Posted by - Jeremy Manier

Scenes from a cancer trial

Posted at 5:12 pm CT on April 15, 2009

Neuroblastoma patients recently got some of the best research news they’ve had in a while - but the news wasn’t perfect for everyone.

Word of the advance came in an announcement last month from the national Children’s Oncology Group. A Phase III trial of an antibody-based treatment for neuroblastoma (protocol ANBL0032) had found that the treatment significantly increased patients’ chances of survival. The trial was immediately halted - standard procedure in cases where a trial is so successful that it would be unethical to deny patients the treatment.

The antibody treatment yielded a striking survival gain of about 20 percent for children with the deadly form of cancer. Neuroblastoma researchers such as Susan Cohn, M.D., were elated.

“This is as successful a story as we’ve had in neuroblastoma treatment in many, many years,” Cohn told me in a recent interview. “We hope to be able to incorporate this as part of our standard approach.”

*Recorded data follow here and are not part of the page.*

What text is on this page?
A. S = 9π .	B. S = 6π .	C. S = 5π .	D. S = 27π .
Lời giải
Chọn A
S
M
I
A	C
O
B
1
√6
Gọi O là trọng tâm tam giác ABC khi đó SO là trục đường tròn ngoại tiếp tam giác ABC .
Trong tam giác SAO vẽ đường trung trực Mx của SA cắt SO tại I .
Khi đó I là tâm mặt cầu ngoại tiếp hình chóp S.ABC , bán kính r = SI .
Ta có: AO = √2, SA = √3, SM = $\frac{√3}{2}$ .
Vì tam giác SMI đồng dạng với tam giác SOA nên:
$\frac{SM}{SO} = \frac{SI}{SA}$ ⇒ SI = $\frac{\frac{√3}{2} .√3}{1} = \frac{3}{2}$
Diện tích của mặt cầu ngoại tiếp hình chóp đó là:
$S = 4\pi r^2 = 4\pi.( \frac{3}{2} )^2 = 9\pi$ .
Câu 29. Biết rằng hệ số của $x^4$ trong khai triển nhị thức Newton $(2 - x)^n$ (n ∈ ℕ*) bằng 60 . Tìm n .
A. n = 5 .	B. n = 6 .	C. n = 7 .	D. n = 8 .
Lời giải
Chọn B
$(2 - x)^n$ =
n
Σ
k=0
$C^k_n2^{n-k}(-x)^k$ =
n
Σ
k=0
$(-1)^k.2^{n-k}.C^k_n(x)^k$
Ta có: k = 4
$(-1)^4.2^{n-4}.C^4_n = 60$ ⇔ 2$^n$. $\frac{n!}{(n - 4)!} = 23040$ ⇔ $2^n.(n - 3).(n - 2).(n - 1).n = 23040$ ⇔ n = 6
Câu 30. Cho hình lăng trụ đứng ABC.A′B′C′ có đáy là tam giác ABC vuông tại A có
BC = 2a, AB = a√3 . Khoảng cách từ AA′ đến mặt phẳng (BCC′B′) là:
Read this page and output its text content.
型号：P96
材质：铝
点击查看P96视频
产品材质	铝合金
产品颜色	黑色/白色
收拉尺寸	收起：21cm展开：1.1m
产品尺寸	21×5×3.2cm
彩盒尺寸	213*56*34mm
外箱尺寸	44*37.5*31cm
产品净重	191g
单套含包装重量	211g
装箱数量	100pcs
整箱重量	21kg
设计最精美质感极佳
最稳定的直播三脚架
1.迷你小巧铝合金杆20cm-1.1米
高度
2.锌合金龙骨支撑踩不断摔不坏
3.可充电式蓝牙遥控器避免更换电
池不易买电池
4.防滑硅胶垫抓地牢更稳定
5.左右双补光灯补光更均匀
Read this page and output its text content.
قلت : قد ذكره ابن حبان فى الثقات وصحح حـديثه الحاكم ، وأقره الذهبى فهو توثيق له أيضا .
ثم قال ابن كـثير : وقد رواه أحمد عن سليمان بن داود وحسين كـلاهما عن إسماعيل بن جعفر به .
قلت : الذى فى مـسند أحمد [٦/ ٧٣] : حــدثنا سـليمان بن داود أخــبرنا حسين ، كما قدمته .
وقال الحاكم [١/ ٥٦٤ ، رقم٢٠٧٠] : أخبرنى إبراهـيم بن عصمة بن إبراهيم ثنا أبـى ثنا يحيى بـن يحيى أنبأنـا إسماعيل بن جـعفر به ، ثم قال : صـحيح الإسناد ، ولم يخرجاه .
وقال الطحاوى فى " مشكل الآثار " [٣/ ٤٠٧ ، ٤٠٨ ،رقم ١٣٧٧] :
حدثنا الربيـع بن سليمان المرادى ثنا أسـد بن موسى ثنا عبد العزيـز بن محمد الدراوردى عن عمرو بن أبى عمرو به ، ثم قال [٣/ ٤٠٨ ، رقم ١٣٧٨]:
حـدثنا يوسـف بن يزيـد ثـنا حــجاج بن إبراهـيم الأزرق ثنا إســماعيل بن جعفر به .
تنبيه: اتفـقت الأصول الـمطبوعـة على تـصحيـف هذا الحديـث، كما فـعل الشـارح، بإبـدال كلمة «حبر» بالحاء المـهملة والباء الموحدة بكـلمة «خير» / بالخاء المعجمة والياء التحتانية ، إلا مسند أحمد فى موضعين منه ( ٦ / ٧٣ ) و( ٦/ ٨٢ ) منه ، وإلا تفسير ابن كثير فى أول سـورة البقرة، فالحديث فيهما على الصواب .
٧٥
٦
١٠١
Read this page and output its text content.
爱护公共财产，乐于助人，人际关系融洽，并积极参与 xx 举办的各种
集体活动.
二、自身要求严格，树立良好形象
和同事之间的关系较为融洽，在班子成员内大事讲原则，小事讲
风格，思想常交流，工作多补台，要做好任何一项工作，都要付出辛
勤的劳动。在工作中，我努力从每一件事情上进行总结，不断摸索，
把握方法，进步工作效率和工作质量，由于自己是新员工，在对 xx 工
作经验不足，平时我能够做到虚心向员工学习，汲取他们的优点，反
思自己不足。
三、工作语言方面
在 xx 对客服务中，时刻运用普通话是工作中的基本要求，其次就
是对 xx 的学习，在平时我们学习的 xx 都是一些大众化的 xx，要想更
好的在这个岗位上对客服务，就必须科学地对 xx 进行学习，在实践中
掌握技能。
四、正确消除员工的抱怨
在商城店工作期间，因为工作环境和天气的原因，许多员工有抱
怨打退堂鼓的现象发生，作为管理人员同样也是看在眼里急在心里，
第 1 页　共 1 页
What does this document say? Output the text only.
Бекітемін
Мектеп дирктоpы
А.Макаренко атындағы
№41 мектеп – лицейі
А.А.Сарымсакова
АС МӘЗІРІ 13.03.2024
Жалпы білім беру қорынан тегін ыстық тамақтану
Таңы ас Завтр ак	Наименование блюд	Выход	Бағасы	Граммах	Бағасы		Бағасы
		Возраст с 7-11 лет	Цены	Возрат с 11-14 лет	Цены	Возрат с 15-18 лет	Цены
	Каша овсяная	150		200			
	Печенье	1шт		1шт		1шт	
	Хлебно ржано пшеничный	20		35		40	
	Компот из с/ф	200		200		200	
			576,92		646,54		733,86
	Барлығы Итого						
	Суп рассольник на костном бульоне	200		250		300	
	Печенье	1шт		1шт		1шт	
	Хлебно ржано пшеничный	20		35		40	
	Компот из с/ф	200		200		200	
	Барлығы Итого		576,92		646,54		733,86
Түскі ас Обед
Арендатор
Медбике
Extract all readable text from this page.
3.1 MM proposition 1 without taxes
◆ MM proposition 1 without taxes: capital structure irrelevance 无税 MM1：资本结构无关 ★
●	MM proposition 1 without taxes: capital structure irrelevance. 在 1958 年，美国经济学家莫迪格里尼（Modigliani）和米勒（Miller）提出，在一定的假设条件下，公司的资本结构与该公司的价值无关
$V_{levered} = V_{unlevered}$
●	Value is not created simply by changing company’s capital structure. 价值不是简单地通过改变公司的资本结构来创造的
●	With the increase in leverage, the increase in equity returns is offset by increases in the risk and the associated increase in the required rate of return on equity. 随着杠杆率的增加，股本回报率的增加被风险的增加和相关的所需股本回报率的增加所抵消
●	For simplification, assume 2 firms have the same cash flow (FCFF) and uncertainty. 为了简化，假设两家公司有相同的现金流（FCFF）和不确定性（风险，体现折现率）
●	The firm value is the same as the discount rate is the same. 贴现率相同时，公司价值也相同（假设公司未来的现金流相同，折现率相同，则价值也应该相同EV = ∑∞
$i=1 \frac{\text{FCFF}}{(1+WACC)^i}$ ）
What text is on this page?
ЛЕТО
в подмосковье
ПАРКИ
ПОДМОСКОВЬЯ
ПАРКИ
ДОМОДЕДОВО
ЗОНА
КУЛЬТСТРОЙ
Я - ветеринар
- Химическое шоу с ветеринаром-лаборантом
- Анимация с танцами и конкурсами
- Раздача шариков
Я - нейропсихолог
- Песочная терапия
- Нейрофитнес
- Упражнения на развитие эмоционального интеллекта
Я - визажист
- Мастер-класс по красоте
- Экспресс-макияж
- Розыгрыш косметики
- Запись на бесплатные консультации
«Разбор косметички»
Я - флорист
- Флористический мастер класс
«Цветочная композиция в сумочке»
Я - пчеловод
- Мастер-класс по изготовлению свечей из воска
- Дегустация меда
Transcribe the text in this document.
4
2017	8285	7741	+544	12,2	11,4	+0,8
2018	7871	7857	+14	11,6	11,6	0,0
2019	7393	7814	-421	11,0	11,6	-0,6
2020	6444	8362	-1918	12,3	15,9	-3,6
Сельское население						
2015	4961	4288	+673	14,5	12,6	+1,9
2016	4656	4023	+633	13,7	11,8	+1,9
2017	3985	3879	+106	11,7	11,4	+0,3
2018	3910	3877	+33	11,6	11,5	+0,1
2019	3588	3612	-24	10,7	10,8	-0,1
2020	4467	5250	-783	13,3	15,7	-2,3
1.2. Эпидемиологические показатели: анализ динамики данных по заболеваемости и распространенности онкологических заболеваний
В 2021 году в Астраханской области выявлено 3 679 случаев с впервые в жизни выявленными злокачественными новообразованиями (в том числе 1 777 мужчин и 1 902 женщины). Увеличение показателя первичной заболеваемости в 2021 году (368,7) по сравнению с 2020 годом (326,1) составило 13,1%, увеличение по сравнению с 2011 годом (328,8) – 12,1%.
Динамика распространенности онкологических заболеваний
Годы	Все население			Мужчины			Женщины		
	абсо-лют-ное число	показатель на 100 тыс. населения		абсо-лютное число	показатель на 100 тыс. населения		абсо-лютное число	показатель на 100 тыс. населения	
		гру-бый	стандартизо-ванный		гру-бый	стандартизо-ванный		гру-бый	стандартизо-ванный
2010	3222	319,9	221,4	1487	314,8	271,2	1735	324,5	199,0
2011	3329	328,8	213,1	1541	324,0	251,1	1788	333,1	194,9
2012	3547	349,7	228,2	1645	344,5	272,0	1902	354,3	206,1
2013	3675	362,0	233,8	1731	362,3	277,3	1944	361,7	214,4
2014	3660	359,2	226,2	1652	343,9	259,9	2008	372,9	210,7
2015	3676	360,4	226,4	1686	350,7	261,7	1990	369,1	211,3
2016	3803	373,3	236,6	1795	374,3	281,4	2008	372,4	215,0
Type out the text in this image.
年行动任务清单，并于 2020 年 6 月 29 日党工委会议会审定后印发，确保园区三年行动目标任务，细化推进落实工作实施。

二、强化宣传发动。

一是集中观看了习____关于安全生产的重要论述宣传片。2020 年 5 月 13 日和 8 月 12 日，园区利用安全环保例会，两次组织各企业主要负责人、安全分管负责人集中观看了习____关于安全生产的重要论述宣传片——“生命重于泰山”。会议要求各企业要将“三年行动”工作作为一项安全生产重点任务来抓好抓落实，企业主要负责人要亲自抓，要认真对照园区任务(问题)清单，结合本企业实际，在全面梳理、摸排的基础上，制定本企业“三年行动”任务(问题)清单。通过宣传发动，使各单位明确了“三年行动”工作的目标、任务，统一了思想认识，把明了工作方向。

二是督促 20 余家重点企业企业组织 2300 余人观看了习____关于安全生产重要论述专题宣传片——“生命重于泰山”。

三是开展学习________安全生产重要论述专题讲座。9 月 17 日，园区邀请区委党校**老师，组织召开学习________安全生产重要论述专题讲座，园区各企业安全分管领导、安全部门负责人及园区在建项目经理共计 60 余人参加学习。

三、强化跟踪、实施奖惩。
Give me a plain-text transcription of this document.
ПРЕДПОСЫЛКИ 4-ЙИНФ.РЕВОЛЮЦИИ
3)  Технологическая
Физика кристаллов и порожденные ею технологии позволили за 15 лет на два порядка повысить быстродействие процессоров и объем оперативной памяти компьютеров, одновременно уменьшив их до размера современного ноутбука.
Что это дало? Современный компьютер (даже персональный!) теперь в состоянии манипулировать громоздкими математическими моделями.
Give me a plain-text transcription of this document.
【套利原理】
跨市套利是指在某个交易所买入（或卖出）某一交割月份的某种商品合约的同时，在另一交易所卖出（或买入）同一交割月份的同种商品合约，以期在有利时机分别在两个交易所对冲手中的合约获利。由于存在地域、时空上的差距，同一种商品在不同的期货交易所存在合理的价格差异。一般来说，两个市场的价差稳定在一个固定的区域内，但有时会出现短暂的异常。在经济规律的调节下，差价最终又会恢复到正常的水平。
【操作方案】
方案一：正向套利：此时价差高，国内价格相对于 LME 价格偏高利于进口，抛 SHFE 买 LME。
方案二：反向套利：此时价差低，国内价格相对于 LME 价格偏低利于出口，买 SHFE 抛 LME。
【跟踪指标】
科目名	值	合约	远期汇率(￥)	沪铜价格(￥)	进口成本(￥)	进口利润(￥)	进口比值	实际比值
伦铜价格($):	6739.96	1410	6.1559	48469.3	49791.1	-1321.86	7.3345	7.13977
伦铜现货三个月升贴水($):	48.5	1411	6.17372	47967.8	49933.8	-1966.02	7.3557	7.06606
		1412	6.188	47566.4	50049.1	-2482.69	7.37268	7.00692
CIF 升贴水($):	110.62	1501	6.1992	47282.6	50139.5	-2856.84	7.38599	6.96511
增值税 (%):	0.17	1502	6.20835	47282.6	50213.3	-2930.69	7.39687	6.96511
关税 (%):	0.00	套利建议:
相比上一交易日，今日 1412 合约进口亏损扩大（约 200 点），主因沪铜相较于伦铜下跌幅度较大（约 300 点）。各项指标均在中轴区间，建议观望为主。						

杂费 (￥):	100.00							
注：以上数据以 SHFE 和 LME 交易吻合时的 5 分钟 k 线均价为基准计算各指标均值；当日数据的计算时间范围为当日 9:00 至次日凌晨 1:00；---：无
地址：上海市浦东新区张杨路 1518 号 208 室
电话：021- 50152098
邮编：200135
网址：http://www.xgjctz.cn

The protocol is on hold to study toxicity issues that arose in some patients, but experts hope the treatment will be available soon for more patients. The March 19 statement from COG concluded, “We now expect that this immunotherapy may eventually become a standard part of high-risk neuroblastoma treatment after stem-cell transplant.”

So what’s the downside? It’s simply the nature of such clinical trials, in which not everyone can get the superior treatment.

Patients are randomized at the start of a trial like this one; some get the new treatment, some get the standard, established protocol. Some families opt out altogether. No one knows at the outset whether the new protocol will be better, the same or perhaps worse than the existing treatment.

But it’s clear now that in this case, patients who got the new protocol stood a markedly better chance of surviving their cancer than those who stayed with the old form of treatment. A 20 percent improvement is no guarantee, of course; some patients on the new protocol died, and many who got the existing treatment did fine. Yet an outcome like this can raise a tantalizing “what-if” question in the minds of some parents. Might a child have had a better chance at survival if randomization had placed him or her in the new treatment group? What about parents who may feel guilt over not taking part in a trial that could have improved their child’s outcome?

Such doubts may be impossible to resolve. It’s difficult to imagine replacing randomized trials as the gold standard for gathering scientific evidence that a treatment works.

“You just never know until you do the study,” Cohn said. “We are so grateful to the families who are willing to participate in these trials.”